WRC第9戦ラリーフィンランド(グラベル)を2位でフィニッシュし、第2戦スウェーデン以来となるポディウムに上がったトヨタの勝田貴元。ラリー後の月曜日に、オンラインで合同インタビューに応えた。同じ高速グラベルラリーでも、エストニアとフィンランドではかなり特性が異なり、チームが「大苦戦となった」エストニアから、短い期間で調整を重ねた努力を明かした。

フィンランドの結果については「ラリー前から、ここでいい結果を出すことが、シーズンの後半戦に向けてももちろん、来季に向けても、非常に重要な一戦だったと感じていました。その分、プレッシャーもありましたが、しっかりと結果に繋げることができたので、いろいろありましたがよかったかなと思っています」と勝田。

前戦エストニアは、パワーステージを前にリタイアを決めたが、これについては「エストニアでは、シェイクダウンが始まった時から、タイムもフィーリングも悪くはなかったのですが、データを見ると伸びてない部分があったり、変な部分があったので様子を見てもらっていて。それが土曜日に、自分が乗っていても感じてくるくらい、エンジンの調子がどんどん悪くなってきてしまって。いろいろチェックしてもらった結果、パワーステージの前にリタイアすることになりました。というのも、1年間に2基、エンジンが使えて、その2基をローテーションしていくのですが、もし1基が壊れてしまうと、もう1基だけで残りのラリーを回していかないといけない。規定上、パワーステージを走り切ってしまうと新しいエンジンが得られず、パワーステージを走らずにリタイアすれば、新しいエンジンが得られるということになっています。自分は、エストニアではマニュファクチャラー登録をして3台目として走っていましたが、1年に2基というのは、ドライバーではなくクルマに対して付属しているので、自分がエストニアでリタイアしたことによって、セブがフィンランドで乗るクルマに新しいエンジンが乗ることを選んだ状況です。なので、自分としては、エストニアでリタイアしても、特に関係はなかった状況です」と説明した。

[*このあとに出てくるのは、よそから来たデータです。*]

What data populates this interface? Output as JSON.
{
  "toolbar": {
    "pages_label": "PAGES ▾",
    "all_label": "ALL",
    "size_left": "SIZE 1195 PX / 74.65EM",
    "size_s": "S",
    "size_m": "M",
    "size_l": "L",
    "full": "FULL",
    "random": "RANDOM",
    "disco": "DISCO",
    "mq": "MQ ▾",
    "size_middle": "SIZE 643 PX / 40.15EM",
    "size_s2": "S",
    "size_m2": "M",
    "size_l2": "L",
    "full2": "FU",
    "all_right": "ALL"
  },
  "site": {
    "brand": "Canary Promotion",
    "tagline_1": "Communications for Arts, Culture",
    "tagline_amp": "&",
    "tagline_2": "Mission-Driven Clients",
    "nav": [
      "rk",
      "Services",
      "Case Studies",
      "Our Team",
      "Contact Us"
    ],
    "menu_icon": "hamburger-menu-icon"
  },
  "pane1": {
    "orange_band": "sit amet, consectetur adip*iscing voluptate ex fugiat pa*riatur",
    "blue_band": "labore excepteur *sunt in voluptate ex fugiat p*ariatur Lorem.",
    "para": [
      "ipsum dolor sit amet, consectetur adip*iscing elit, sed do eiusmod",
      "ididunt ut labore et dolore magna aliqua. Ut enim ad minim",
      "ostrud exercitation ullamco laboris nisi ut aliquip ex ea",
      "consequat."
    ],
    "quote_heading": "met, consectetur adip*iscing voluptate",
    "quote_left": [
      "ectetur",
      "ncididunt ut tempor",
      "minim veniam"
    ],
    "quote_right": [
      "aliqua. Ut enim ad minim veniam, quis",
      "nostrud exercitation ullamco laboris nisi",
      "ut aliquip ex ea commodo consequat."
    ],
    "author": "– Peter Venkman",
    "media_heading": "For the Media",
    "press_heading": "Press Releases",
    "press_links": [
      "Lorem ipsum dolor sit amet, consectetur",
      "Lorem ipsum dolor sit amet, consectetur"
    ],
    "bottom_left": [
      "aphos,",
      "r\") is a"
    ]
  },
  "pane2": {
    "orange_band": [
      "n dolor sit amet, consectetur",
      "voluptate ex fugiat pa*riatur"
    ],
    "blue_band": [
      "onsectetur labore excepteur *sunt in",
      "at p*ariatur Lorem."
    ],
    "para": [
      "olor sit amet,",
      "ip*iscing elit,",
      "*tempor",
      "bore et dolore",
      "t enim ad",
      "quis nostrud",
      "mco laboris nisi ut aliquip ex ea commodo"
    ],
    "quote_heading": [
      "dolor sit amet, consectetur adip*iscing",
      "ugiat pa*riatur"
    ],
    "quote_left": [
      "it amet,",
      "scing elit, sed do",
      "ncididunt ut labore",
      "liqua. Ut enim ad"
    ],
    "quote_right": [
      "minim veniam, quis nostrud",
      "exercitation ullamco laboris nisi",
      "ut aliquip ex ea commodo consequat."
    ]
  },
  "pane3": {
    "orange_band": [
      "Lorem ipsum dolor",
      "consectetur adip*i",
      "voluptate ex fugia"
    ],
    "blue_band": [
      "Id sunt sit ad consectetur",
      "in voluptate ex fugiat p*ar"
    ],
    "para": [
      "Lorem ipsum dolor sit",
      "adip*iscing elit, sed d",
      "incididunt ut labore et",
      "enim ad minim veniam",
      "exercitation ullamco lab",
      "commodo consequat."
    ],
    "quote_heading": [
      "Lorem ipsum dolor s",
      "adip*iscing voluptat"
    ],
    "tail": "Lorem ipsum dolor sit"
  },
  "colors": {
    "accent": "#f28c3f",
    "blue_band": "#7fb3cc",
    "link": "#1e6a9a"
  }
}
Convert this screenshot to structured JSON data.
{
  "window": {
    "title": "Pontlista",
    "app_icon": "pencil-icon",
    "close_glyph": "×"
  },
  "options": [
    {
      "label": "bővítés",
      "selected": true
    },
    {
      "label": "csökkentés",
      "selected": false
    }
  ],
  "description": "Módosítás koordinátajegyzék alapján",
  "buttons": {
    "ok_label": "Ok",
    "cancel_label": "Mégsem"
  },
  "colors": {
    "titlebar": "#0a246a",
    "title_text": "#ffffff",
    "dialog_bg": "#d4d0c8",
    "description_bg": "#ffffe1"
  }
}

そのエストニアは、マニュファクチャラーズ登録外のオリバー・ソルベルグがトヨタGRヤリス・ラリー1で優勝を決めたものの、ヒョンデ勢が2位、3位、5位を獲得。トヨタ勢としては苦戦を強いられた。そこからフィンランドまでの状況として勝田は「エストニアを終えて1週間ほどしか時間がないなかで、テストの段階から新しいセットアップの方向性などをいろいろ試していきました。自分は2日目にテストをしましたが、トライをしていくうえで方向性がだいぶ見つかり、最終的にはテストで使ったセットとまったく使わなかったセットと分けて。少し賭けではありましたが、それを入れるようにして、シェイクダウンからそれをトライしながら微調整していくという、そんな流れでした」

TGR WRT / McKlein

「シェイクダウンは、まったく使ったことないセットアップから始めたら、タイムこそ2番手でしたが、やっぱり乗り味が全然違って、すごくフィーリング悪くて。これでは、タイムは良くても、プッシュできないという感じだったので、その後いろいろ探りながら、3回目の走行で一番自信が持てるようなセットアップに戻して。細かい部分はさらに微調整をして一番いいフィーリングが得られたので、そこで最終的なシェイクダウンでのトップタイムが出ました」

ラリー序盤は、木曜日のSS1で6番手タイム、翌金曜日に入ってSS2はセカンドベストで首位に上がるものの、そこから5番手、7番手、そしてSS5では再び2番手タイムと浮き沈みの激しい展開となった。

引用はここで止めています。